Folgende Handlungen werden daher nicht als benachteiligend für die Gläubiger angesehen:
- Rückzahlung bis zum 30. September 2023 eines neuen Kredits, der während des Zeitraums der Aussetzung der Insolvenzantragspflicht gewährt wurde, und
- Bestellung von Sicherheiten zur Absicherung solcher Kredite während dieses Zeitraums.

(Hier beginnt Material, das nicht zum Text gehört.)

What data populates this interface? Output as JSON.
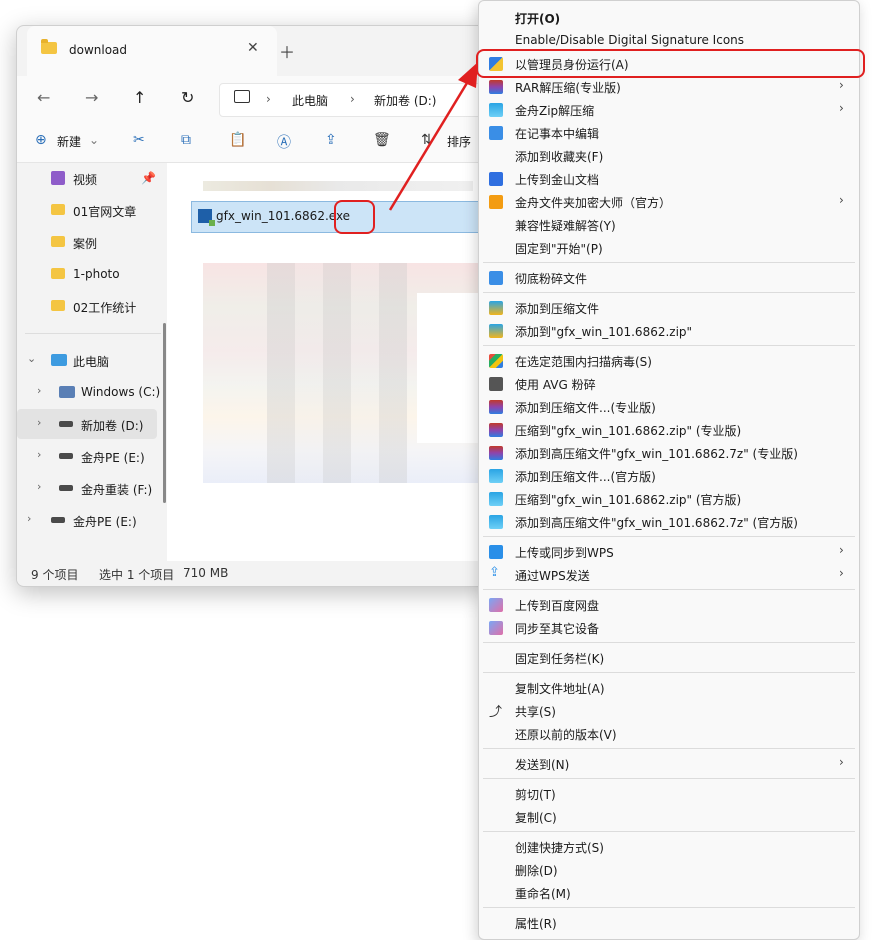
{
  "explorer": {
    "tab_title": "download",
    "address": [
      "此电脑",
      "新加卷 (D:)"
    ],
    "toolbar": {
      "new_label": "新建",
      "sort_label": "排序"
    },
    "sidebar": [
      {
        "label": "视频",
        "pinned": true
      },
      {
        "label": "01官网文章"
      },
      {
        "label": "案例"
      },
      {
        "label": "1-photo"
      },
      {
        "label": "02工作统计"
      },
      {
        "label": "此电脑"
      },
      {
        "label": "Windows (C:)"
      },
      {
        "label": "新加卷 (D:)"
      },
      {
        "label": "金舟PE (E:)"
      },
      {
        "label": "金舟重装 (F:)"
      },
      {
        "label": "金舟PE (E:)"
      }
    ],
    "file_name": "gfx_win_101.6862.exe",
    "status": {
      "count": "9 个项目",
      "selected": "选中 1 个项目",
      "size": "710 MB"
    }
  },
  "menu": {
    "items": [
      {
        "label": "打开(O)",
        "bold": true
      },
      {
        "label": "Enable/Disable Digital Signature Icons"
      },
      {
        "label": "以管理员身份运行(A)",
        "icon": "shield-icon"
      },
      {
        "label": "RAR解压缩(专业版)",
        "icon": "rar-icon",
        "submenu": true
      },
      {
        "label": "金舟Zip解压缩",
        "icon": "zip-icon",
        "submenu": true
      },
      {
        "label": "在记事本中编辑",
        "icon": "notepad-icon"
      },
      {
        "label": "添加到收藏夹(F)"
      },
      {
        "label": "上传到金山文档",
        "icon": "kdocs-icon"
      },
      {
        "label": "金舟文件夹加密大师（官方）",
        "icon": "lock-folder-icon",
        "submenu": true
      },
      {
        "label": "兼容性疑难解答(Y)"
      },
      {
        "label": "固定到\"开始\"(P)"
      },
      {
        "label": "彻底粉碎文件",
        "icon": "shred-icon"
      },
      {
        "label": "添加到压缩文件",
        "icon": "archive-icon"
      },
      {
        "label": "添加到\"gfx_win_101.6862.zip\"",
        "icon": "archive-icon"
      },
      {
        "label": "在选定范围内扫描病毒(S)",
        "icon": "avg-icon"
      },
      {
        "label": "使用 AVG 粉碎",
        "icon": "avg-shred-icon"
      },
      {
        "label": "添加到压缩文件...(专业版)",
        "icon": "rar-icon"
      },
      {
        "label": "压缩到\"gfx_win_101.6862.zip\" (专业版)",
        "icon": "rar-icon"
      },
      {
        "label": "添加到高压缩文件\"gfx_win_101.6862.7z\" (专业版)",
        "icon": "rar-icon"
      },
      {
        "label": "添加到压缩文件...(官方版)",
        "icon": "zip-icon"
      },
      {
        "label": "压缩到\"gfx_win_101.6862.zip\" (官方版)",
        "icon": "zip-icon"
      },
      {
        "label": "添加到高压缩文件\"gfx_win_101.6862.7z\" (官方版)",
        "icon": "zip-icon"
      },
      {
        "label": "上传或同步到WPS",
        "icon": "cloud-icon",
        "submenu": true
      },
      {
        "label": "通过WPS发送",
        "icon": "send-icon",
        "submenu": true
      },
      {
        "label": "上传到百度网盘",
        "icon": "baidu-icon"
      },
      {
        "label": "同步至其它设备",
        "icon": "baidu-icon"
      },
      {
        "label": "固定到任务栏(K)"
      },
      {
        "label": "复制文件地址(A)"
      },
      {
        "label": "共享(S)",
        "icon": "share-icon"
      },
      {
        "label": "还原以前的版本(V)"
      },
      {
        "label": "发送到(N)",
        "submenu": true
      },
      {
        "label": "剪切(T)"
      },
      {
        "label": "复制(C)"
      },
      {
        "label": "创建快捷方式(S)"
      },
      {
        "label": "删除(D)"
      },
      {
        "label": "重命名(M)"
      },
      {
        "label": "属性(R)"
      }
    ]
  }
}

Dies gilt auch für die Rückzahlung von Gesellschafterdarlehen oder Forderungen aus Rechtshandlungen, die einem solchen Darlehen wirtschaftlich entsprechend, nicht aber für die Bestellung von Sicherheiten zur Absicherung dieser Rückzahlung.
Während des Aussetzungszeitraums wird auch die Gewährung von Krediten und Sicherheiten nicht als sittenwidriger Beitrag zur Insolvenzverschleppung angesehen.
Rechtshandlungen, die es der anderen Partei ermöglichen, eine Sicherung oder Befriedigung zu erlangen, die diese Partei auf diese Weise und zu diesem Zeitpunkt beanspruchen durfte, können in einem späteren Insolvenzverfahren nicht angefochten werden, es sei denn der anderen Partei war bekannt, dass die Sanierungs- und Finanzierungsbemühungen des Schuldners nicht geeignet waren, dessen Zahlungsunfähigkeit zu beheben.
Entsprechendes gilt für:
- die Leistungen an Erfüllung statt oder erfüllungshalber;
- die Zahlungen durch einen Dritten auf Anweisung des Schuldners;
- die Bestellung einer anderen als der ursprünglich vereinbarten Sicherheit, wenn diese nicht werthaltiger ist;
- die Verkürzung von Zahlungsfristen und die Gewährung von Zahlungserleichterungen.